The GSMA wants to see work done on potential “use cases”, to help better define 5G. It believes that a true 5G use case must include a requirement for either greater than 1Gbit/s downlink or a sub-1ms latency (or both). As for what these applications might be, the GSMA suggests:

  • Virtual reality/augmented reality/immersive or tactile internet,
  • Autonomous driving/connected cars
  • Wireless cloud-based office/multi-person videoconferencing

“The GSMA will support the industry to continue to innovate and grow, working in close collaboration with our members, the wider mobile ecosystem, governments and other industry organisations to deliver a digital future for all,” added Bouverot.

But there are signs of some tough lobbying and negotiations to come, as the GSMA pushes to be the central player in 5G’s development. And why shouldn’t it? After all, this is the association that created digital cellular communications. Okay, so technically the GSM standard emerged from ETSI’s Groupe Special Mobile, and the GSM Association has since changed its status into that of a support, marketing, lobbying and increasingly a media organisation, although it still engages in important technical and standards work. But with 800 operators on its membership list, it remains a powerful organisation whose views carry much weight.

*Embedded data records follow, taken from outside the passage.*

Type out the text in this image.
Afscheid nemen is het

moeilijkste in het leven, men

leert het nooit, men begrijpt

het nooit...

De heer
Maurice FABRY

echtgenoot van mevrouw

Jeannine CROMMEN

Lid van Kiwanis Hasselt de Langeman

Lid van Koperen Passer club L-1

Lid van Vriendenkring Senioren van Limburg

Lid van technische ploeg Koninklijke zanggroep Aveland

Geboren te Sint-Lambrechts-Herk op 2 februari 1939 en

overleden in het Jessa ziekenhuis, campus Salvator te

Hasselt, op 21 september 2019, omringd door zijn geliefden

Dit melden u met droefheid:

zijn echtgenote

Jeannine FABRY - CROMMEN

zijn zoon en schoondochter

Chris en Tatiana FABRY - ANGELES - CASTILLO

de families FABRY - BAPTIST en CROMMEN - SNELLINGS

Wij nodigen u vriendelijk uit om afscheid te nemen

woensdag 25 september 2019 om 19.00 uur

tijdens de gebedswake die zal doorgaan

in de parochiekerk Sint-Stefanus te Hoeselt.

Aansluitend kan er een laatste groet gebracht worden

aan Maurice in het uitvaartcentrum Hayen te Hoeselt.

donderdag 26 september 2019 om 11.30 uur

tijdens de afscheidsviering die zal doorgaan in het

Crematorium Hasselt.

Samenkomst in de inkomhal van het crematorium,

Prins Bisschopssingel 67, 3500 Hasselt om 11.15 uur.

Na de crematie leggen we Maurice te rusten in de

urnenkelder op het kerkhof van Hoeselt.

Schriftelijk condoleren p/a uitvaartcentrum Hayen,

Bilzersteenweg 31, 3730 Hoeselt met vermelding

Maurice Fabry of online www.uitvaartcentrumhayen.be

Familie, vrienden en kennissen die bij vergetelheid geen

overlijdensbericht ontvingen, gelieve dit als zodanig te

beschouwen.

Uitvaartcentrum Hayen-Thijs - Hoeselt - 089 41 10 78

However, the mobile ecosystem is changing, and new players are emerging from many different sectors. So who is going to drive the roll-out of 5G networks? Can we still assume it will be the incumbent mobile network operators? And how will 5G sit with fixed networks – can it be used to provide the “last mile” for FTTdp architectures? Even the report authors argue that a model of just one physical network per territory could make the best financial sense, and for the GSMA, that’s radical thinking.

We have five years to find out. In the meantime, TelecomTV will be stepping up its coverage of 5G issues, starting in the new year.

The GSMA’s report, “Understanding 5G: Perspectives on Future Technological Advancements in Mobile”, is available as a free download from its website, and is a recommended read.